Well, five years passed. During that time, I worked on SAME & DIFFERENT, a sequel to I AM DIFFERENT!. Both books explore the ways in which sameness and differences are interesting subjects to think about. As the idea of the Monuments book continued to twitch and grow inside my mind, I and Tulika began to see that difference/sameness are a really important part of traveling too. After all, people in other countries look different and have unique local costumes,  yet -- as we see in the book -- tourists look the same wherever they go! When we line up to board an aircraft, we see hundreds of people, some young, some old, some funny, some strange: yet for all the differences, we can also see so much that's the same: we all drink water, for instance; little babies of all nationalities scream in the same language; and everyone looks grumpy if there's a long queue for the toilet.

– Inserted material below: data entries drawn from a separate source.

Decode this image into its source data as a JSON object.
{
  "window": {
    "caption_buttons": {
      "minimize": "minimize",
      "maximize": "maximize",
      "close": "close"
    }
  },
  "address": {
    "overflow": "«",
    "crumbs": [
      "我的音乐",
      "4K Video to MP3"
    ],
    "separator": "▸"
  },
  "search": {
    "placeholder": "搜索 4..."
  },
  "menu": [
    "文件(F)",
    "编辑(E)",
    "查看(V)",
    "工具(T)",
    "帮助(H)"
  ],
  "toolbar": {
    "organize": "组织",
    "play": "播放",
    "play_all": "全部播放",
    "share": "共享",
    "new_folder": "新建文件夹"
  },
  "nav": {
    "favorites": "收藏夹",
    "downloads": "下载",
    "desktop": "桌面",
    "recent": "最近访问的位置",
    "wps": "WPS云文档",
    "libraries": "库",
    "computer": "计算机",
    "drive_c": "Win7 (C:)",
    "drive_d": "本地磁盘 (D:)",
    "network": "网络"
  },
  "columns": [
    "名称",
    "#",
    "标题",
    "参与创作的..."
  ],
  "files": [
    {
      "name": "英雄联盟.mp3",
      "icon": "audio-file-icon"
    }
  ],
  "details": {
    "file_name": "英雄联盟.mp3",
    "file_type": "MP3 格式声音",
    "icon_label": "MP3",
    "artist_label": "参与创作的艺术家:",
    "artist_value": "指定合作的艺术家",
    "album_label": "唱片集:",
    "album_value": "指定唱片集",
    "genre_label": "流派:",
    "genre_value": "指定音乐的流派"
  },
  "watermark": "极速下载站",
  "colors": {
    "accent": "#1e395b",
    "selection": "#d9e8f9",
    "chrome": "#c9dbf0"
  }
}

The first big improvement was to create a puzzle based on the game but not really like it at all. You've still got to figure out the correct sequence of places on the tour, but by finding clues embedded in the pictures rather than by running around a house.  The next improvement was to imagine a family going on a trip – and then to think up names and faces and personalities for the members of that family. Finally, the family became the focus of the book and the monuments got fitted into the background. That's how the world looks to us when we go on a real sight-seeing trip: a lot of people in holiday clothes, with strange or interesting-looking structures in the distance.

So what we have now is a puzzle-book called The World Tour Mystery with lots to look at and amusing facts to read, as Mum, Dad, Aunt Mimi, Kooks, Bunny and Bobo travel around the world.

I hope you enjoy it as much I enjoyed putting it together! And maybe some day you'll go on a world tour just like it.